Although hypnosis is limited to less than 10 per cent of patients requiring major surgery, it can be used to lessen preoperative fears; it can reduce chemoanesthetic needs by from 50 to 75 per cent. When narcotics, which cause respiratory depression are reduced or eliminated by hypnosis, danger of anoxia is also reduced. Neurogenic shock is definitely diminished.
Postoperatively, atelectasis and pneumonitis can be prevented by hypnotic relaxation even when chenoanesthesia has been used. Here it facilitates passage of a catheter for aspirating tracheobronchial secretions. The breathing and cough reflex can be regulated through posthypnotic suggestions, and excessive postoperative pain and vomiting usually can be decreased. In good hypnotic subjects, these annoying complications can be prevented entirely.
The author has performed cesarianhysterectomy, thyroidectomy, breast tumor biopsies, and many minor surgical procedures such as curettements, culdoscopies, and other painful procedures - all without analgesia or anesthesia. Others have performed lobectomy, plastic surgery, amputations, and numerous major procedures. Its effectiveness in severe burn cases, the dumping syndrome, and postoperative anuria has been demonstrated by numerous investigators.

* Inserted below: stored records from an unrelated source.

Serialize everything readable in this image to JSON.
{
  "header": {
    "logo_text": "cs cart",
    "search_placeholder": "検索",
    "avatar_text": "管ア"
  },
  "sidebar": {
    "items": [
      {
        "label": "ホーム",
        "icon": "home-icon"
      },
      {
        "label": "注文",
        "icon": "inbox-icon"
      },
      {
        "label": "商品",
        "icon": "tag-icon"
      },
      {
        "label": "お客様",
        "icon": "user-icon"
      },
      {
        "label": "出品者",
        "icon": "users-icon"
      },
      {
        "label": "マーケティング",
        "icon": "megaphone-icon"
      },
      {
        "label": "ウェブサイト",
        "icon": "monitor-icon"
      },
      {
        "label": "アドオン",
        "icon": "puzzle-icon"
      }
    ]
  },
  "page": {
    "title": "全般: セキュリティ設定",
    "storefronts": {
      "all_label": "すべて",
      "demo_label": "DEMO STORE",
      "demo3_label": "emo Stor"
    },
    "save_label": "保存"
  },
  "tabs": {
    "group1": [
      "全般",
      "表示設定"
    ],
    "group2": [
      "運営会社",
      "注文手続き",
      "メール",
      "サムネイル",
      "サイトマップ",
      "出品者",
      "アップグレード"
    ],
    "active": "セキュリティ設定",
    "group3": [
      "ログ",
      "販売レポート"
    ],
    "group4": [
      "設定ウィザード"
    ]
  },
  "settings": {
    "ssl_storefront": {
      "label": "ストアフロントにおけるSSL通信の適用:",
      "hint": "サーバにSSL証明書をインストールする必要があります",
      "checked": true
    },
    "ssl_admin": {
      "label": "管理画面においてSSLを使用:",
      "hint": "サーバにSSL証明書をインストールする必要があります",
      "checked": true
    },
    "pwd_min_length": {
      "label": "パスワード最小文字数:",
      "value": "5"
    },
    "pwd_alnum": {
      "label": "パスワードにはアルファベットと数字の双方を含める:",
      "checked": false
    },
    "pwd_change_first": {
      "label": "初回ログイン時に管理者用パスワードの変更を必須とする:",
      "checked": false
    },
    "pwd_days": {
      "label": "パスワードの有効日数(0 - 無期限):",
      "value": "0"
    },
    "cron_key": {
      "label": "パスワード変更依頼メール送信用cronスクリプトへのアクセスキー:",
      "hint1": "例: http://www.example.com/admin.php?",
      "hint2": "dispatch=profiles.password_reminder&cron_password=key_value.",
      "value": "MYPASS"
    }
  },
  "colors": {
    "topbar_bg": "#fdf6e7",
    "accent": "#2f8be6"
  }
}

Summary: There is a growing awareness among psychiatrists that all schools of psychotherapy, regardless of their methodology , achieve approximately a 60 per cent recovery rate. This indicates that there is a powerful placebo effect to all psychotherapy. In all probability the therapeutic effects of conventional psychotherapies are due to subtly concealed suggestion or "hypnosis in slow motion." The therapeutic goal is not so much to have the patient understand the mechanisms supposedly responsible for his symptoms, but rather how he feels about his anxiety-producing tensions, and how he can react to them emotionally on a more mature level.
At present, scientific interest in hypnosis is stronger than ever. This is not surprising as the physician's personality has for centuries been his greatest therapeutic agent. Thus, it is obvious that hypnosis, the acme of scientifically applied suggestion should have a salutary effect in treatment of psychosomatic disorders. Hypnosis is not a panacea but can be used as a multifaceted diagnostic and therapeutic tool. Its utility can be broadened if it is used judiciously as an adjunctive procedure within the framework of comprehensive medicine.